A Modern 'Marriage Story'













You know how the story goes.  You meet someone, you start talking, and you just click.  You’re not sure what it is, but everything just feels seamless—effortless, even.  She's beautiful and she laughs at your jokes.  He listens to you, and he doesn’t even try to fix your problems.  Everything just falls into place.  You break the physical barrier and it’s magical.  Or maybe it takes time to click, but some things take time.  Still, though, your happiness remains.  It doesn’t take long for you to fall in love.  Oh, the power three little words can have.  Finally all those cheesy songs on the radio make sense.  Maybe you even get married.  That’s what people do when they’re in love, right?  Sure, you have problems, but what couple doesn’t?  Besides, maybe a big step of commitment is what you need to be “all in,” as they say.

But then some more time passes.  Maybe it took a while, maybe it didn’t, but that pretty little illusion you’ve built for yourself has shattered.  His jokes aren’t as funny as they used to be.  You stop listening to her problems because—well—who gives a damn.  Those little quirks that you once ignored or even appreciated have become the bane of your existence.  You know relationships take work, but is it supposed to be this much work?  You look to couples around you and wonder why it’s working for them and not you.  Then you realize: they’re still in love.  You’re not.

This is not that story.

Noah Baumbach’s Marriage Story appears dangerously flirtatious with formulaic “falling out of love” stories.  You read the synopsis and think, "A couple goes through a painful divorce.  So what?"  Sure, that may be the “plot,” but it's much deeper.  It would be very easy to talk about all the filmmaking aspects that make it interesting and powerful.  Direction, editing, sound, music, acting.  I almost wrote an entire piece about how Adam Driver singlehandedly exhibited the best acting I’ve seen all year.  But that’s not the point of Marriage Story.  It can be easy to interpret it as such, but it is so much more than that.

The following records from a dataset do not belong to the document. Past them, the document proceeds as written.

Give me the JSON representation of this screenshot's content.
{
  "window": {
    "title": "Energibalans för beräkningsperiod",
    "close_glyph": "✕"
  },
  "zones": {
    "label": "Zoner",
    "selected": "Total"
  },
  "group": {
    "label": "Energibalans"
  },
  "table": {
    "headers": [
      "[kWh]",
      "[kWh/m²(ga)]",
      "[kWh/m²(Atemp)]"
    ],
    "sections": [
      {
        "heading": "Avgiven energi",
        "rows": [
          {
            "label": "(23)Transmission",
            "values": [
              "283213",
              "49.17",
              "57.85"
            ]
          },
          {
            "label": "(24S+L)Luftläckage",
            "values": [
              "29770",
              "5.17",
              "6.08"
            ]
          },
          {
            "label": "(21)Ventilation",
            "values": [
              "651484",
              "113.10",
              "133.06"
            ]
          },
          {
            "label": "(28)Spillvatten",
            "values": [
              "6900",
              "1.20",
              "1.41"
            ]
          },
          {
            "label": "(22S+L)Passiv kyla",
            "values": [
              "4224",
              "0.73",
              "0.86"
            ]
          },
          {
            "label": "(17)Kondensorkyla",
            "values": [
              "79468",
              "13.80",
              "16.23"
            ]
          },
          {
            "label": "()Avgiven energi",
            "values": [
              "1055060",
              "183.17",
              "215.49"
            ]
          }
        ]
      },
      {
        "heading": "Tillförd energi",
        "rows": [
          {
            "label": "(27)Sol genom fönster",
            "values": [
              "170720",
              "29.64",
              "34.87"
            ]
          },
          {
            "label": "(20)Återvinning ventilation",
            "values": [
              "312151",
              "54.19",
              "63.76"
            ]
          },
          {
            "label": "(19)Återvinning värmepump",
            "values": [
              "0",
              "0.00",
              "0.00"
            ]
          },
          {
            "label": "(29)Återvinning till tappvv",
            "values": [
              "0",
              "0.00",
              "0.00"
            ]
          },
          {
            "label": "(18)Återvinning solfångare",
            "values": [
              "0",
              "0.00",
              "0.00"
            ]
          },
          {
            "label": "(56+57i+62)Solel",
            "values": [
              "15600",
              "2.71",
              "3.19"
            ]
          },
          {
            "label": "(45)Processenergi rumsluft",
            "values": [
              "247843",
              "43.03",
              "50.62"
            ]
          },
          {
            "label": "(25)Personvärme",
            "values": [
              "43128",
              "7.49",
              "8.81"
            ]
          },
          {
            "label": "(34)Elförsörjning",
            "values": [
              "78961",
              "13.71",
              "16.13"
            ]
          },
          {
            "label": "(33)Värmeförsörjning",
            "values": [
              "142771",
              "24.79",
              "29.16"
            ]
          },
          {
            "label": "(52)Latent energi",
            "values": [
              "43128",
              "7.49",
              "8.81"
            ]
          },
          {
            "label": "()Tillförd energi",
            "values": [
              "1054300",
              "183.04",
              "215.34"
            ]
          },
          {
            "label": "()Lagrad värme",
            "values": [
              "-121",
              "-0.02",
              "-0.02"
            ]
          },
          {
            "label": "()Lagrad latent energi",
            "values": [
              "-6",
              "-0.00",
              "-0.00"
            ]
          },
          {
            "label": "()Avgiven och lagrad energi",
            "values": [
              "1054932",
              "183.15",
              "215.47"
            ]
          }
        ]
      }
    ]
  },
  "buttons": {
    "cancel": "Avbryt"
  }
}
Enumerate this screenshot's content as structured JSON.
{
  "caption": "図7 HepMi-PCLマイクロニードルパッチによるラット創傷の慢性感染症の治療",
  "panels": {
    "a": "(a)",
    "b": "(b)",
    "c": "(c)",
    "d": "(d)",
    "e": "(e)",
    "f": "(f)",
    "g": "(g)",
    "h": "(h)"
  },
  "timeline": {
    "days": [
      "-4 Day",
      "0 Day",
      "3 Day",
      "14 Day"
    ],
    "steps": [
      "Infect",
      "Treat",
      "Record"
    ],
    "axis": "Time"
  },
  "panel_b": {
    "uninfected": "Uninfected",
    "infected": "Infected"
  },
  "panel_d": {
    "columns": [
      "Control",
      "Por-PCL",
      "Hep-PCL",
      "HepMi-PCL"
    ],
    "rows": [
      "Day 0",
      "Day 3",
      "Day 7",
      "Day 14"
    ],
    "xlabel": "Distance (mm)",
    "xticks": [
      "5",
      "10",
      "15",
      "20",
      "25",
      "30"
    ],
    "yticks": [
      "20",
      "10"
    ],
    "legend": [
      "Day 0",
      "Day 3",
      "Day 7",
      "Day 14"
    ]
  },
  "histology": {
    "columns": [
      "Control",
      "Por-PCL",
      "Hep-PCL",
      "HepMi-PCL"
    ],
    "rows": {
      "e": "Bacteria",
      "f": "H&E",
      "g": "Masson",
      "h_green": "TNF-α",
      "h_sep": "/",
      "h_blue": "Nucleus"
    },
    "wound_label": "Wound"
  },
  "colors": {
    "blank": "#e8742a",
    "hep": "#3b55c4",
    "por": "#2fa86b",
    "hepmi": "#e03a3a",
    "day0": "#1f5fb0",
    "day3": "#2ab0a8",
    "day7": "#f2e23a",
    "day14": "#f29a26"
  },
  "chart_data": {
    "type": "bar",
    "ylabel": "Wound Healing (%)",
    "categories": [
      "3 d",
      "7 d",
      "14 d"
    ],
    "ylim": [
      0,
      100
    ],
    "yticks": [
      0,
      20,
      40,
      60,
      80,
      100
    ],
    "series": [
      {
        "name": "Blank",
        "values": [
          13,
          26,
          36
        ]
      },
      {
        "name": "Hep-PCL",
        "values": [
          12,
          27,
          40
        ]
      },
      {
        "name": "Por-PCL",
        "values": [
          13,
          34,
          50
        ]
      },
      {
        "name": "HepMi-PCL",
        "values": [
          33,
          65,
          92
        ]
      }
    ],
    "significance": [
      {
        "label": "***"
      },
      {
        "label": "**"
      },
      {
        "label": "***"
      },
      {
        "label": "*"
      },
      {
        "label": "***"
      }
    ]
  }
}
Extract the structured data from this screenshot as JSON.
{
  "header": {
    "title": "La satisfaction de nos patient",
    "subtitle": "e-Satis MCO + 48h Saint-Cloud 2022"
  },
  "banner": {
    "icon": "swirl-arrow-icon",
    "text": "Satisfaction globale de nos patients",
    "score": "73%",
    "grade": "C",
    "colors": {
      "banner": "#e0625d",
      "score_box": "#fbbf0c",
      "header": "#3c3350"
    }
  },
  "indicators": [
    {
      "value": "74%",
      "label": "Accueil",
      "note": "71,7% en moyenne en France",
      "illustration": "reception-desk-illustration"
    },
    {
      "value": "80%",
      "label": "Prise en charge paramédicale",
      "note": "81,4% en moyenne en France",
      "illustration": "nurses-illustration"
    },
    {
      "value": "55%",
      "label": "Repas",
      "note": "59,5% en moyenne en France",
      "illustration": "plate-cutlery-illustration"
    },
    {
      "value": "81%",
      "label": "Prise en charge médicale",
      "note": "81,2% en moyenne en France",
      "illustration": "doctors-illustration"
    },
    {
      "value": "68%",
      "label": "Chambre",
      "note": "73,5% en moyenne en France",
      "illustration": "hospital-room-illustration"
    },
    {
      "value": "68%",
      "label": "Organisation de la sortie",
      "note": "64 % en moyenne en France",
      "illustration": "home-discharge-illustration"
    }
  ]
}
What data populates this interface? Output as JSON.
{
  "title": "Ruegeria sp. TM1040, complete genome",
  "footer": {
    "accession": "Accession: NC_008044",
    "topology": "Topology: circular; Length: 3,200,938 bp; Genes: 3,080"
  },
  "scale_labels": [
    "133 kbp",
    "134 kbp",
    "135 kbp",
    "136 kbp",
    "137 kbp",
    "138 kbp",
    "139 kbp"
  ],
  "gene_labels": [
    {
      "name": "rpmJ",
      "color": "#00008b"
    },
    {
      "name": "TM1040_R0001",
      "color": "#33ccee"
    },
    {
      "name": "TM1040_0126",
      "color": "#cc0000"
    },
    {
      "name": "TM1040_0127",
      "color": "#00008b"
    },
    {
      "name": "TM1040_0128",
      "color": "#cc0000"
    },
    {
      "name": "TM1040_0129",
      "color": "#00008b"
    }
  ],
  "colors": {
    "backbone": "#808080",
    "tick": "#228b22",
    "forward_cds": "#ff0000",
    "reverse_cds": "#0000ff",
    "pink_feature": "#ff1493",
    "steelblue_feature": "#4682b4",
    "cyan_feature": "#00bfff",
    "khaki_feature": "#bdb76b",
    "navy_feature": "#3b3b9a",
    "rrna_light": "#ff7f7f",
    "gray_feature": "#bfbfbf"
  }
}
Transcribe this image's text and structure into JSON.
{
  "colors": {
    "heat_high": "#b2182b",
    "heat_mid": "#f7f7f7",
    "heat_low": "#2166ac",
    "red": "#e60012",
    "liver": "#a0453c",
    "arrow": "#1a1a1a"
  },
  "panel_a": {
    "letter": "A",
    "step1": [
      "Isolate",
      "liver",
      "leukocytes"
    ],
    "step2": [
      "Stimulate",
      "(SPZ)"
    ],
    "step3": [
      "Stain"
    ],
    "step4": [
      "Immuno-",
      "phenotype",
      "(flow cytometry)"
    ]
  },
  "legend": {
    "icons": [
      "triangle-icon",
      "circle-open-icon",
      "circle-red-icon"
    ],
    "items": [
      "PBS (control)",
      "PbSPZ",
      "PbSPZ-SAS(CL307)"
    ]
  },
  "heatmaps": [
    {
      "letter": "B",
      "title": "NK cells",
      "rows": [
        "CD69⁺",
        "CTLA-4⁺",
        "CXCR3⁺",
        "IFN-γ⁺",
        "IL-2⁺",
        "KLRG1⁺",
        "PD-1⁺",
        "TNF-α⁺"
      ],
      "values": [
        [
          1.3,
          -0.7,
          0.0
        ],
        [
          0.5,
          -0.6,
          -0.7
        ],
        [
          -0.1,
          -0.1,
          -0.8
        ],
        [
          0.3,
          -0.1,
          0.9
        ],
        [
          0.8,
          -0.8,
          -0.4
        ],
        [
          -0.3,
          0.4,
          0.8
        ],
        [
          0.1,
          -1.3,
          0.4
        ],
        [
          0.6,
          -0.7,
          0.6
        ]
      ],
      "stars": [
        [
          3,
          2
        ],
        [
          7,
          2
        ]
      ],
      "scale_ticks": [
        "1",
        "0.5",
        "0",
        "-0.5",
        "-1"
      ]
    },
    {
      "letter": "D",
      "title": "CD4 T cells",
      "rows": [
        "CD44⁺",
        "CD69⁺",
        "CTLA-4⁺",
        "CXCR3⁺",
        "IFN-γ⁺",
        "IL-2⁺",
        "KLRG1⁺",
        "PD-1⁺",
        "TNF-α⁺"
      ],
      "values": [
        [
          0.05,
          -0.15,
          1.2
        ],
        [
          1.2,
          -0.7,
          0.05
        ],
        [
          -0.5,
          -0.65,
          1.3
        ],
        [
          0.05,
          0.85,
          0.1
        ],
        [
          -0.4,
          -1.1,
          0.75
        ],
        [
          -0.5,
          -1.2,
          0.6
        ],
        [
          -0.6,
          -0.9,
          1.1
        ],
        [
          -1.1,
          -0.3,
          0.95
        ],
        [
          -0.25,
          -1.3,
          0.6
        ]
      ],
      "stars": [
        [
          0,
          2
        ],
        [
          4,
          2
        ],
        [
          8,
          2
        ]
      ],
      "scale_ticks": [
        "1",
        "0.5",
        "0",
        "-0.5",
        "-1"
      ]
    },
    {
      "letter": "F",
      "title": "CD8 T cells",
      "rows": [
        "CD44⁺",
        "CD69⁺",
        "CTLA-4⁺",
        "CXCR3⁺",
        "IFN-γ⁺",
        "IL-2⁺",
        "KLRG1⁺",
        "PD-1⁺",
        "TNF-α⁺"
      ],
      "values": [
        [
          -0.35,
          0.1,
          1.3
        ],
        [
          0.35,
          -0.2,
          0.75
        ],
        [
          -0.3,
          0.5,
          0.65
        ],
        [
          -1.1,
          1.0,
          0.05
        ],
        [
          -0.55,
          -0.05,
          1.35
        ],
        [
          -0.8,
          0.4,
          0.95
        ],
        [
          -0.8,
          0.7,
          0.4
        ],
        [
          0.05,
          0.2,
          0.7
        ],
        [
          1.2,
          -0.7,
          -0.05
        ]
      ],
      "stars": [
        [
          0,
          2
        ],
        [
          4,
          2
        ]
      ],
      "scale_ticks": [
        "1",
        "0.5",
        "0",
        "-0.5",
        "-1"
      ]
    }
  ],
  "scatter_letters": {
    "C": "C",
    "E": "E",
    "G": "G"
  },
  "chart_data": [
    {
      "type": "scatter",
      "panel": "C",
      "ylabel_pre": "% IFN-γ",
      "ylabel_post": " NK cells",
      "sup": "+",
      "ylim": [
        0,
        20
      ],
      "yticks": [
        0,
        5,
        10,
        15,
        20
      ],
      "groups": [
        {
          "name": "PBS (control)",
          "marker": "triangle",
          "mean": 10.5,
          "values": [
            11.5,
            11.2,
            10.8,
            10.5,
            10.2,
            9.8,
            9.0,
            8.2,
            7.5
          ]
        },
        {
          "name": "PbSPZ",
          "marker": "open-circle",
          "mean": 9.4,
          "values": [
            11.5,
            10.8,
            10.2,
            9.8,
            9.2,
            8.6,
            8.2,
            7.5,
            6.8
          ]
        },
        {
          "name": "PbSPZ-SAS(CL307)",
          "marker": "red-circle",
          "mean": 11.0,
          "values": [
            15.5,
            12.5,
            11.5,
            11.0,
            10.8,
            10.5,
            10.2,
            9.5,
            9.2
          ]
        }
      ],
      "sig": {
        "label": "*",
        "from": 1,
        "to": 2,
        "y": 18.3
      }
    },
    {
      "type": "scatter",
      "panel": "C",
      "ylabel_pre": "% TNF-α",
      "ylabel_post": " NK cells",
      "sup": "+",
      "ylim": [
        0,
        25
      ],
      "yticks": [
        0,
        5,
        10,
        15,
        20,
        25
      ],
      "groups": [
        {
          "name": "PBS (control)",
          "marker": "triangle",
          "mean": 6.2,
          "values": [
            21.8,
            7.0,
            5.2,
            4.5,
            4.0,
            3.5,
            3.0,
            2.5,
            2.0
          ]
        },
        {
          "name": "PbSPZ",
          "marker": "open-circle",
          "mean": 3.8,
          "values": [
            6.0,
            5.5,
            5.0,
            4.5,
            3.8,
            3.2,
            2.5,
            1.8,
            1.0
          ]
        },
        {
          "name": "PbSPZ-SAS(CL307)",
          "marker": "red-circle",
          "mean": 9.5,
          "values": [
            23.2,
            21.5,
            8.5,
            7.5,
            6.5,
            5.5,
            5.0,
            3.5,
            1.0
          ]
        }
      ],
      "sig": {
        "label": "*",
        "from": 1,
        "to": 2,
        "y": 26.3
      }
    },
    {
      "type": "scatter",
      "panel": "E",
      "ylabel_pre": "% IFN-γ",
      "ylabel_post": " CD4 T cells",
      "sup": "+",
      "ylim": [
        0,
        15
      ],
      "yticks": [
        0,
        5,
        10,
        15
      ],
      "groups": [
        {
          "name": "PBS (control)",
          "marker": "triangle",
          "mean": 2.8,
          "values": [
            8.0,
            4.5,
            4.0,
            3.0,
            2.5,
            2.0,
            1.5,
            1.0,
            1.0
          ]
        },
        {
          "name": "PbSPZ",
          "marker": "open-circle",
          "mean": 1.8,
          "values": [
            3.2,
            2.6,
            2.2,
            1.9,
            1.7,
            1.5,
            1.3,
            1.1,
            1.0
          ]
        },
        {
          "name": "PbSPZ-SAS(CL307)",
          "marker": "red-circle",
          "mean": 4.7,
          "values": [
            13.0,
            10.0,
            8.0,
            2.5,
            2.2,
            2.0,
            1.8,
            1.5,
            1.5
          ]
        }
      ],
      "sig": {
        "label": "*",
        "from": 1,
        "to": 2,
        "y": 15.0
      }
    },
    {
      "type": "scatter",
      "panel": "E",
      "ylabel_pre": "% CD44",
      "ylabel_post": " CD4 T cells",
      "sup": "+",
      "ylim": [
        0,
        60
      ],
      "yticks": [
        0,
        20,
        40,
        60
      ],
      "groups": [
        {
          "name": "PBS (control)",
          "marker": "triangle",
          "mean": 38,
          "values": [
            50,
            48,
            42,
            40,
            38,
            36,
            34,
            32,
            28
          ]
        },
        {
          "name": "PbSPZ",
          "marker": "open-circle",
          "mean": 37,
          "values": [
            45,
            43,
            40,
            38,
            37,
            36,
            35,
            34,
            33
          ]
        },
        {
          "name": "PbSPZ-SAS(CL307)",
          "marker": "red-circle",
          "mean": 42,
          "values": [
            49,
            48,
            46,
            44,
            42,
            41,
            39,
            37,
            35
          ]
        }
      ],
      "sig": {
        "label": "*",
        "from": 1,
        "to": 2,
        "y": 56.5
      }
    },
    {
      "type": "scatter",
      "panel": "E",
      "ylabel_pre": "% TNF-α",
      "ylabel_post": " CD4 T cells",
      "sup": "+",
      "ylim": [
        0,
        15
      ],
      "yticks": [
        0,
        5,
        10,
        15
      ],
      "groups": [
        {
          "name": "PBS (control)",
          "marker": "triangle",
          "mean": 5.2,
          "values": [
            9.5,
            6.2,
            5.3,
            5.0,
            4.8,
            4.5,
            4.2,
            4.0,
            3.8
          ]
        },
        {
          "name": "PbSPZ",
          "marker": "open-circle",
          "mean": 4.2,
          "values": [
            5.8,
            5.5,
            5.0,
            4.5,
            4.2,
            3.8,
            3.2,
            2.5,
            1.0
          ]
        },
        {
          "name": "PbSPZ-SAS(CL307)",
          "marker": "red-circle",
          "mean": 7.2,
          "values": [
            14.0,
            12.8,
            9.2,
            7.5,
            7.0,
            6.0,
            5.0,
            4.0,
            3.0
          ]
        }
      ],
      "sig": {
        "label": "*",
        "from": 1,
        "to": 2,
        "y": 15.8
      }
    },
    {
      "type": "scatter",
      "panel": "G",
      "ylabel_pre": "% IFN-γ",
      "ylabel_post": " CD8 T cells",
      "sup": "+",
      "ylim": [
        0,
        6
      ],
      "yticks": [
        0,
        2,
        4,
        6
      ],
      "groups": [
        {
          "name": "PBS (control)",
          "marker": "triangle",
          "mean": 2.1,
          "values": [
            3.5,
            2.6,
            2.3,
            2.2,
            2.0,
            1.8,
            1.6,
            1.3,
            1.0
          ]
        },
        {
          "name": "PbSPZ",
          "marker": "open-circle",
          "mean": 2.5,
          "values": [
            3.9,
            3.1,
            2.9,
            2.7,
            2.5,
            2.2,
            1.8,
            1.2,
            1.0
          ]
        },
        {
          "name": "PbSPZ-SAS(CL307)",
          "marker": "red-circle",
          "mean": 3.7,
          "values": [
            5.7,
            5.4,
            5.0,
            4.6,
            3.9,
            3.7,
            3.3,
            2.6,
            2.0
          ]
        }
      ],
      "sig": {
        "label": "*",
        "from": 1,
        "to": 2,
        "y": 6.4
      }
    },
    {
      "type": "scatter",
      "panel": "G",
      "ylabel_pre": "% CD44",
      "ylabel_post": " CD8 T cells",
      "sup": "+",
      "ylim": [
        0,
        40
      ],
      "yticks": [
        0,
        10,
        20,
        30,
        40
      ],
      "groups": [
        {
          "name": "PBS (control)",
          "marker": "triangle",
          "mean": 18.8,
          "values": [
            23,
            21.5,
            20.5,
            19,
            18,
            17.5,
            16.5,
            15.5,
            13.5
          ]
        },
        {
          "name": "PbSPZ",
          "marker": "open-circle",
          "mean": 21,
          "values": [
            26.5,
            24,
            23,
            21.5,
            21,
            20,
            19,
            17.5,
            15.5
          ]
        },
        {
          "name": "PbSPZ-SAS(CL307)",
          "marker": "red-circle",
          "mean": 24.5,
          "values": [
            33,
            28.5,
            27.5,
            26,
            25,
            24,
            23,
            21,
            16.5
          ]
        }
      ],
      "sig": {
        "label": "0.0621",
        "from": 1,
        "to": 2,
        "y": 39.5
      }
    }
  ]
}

Why are most failed-marriage movies so boring and unimaginative?  Simply put, it’s because we effectively watch the same derivative story.  It’s the one you read above; the same one most of us have already lived through.  Even so, it’s still a relatable and emotionally captivating story, so what’s the problem?  The simple truth is that the story is nonsense.  Anyone who thinks most marriages end because couples just “fall out of love” is either quite naïve or extraordinarily dense.  The fault in this mentality stems from one common yet dangerously fallacious logic: that being in love is enough of a foundation to build a marriage in the first place.

Charlie (Adam Driver) and Nicole (Scarlett Johansson) are clearly in a failed marriage.  It’s also clear that they still love each other.  Noah Baumbach makes this abundantly clear with the first lines of the film.  They don’t even love each other for shallow reasons—they really love each other in ways married couples should.  Their failure as a couple is so much deeper and more painful than not loving each other anymore.  The problem isn’t that they don’t love each other; it’s that their love wasn’t enough.  And not that they don’t love each other enough, but that their love itself wasn’t enough.  Love is the easy part, but you’re not marrying love.  You’re marrying a person—a person with ambitions, desires, needs, flaws, insecurities, baggage, and all manner of problems.  That’s what you’re waking up to every day; not beaches, movies, laughs, and sex.

That’s what makes Marriage Story so poignant and particularly heartbreaking.  Charlie and Nicole’s marriage failed not because they failed to love each other, but because their love wasn’t compatible.  They both knew the problems that were waiting for them down the line, but that didn’t stop them.  After all, they were in love.  Sure, they wanted different things in life.  And sure, they needed things they couldn’t get from each other.  But for God’s sake, you don’t give up on someone you love!  They knew that at some point one (or both) of them would fight for that relationship with everything they had.  Until they didn’t.

And that’s truly the hardest part, isn’t it?  It isn’t difficult to leave people we don’t love anymore—hell, we likely prefer it that way.  Oh, how much harder it is to end a relationship, not because we don’t love each other anymore, but because our lives aren’t companionable.  Having to break (often) beautiful seals with someone how has become a part of you—in every meaningful sense of the word—leaves you only damaged remains of what you once were.  Oh, how you wish you didn’t love them anymore.  How much easier it would have been to never love them in the first place.  “If I could just stop myself from loving you,” you think.  “Then I could let you go.”

That’s the awful truth that’s so difficult to face, isn’t it?  The reality that someone you love can no longer be a part of your life.  And with that loss, they take with them a part of you that you know will never return.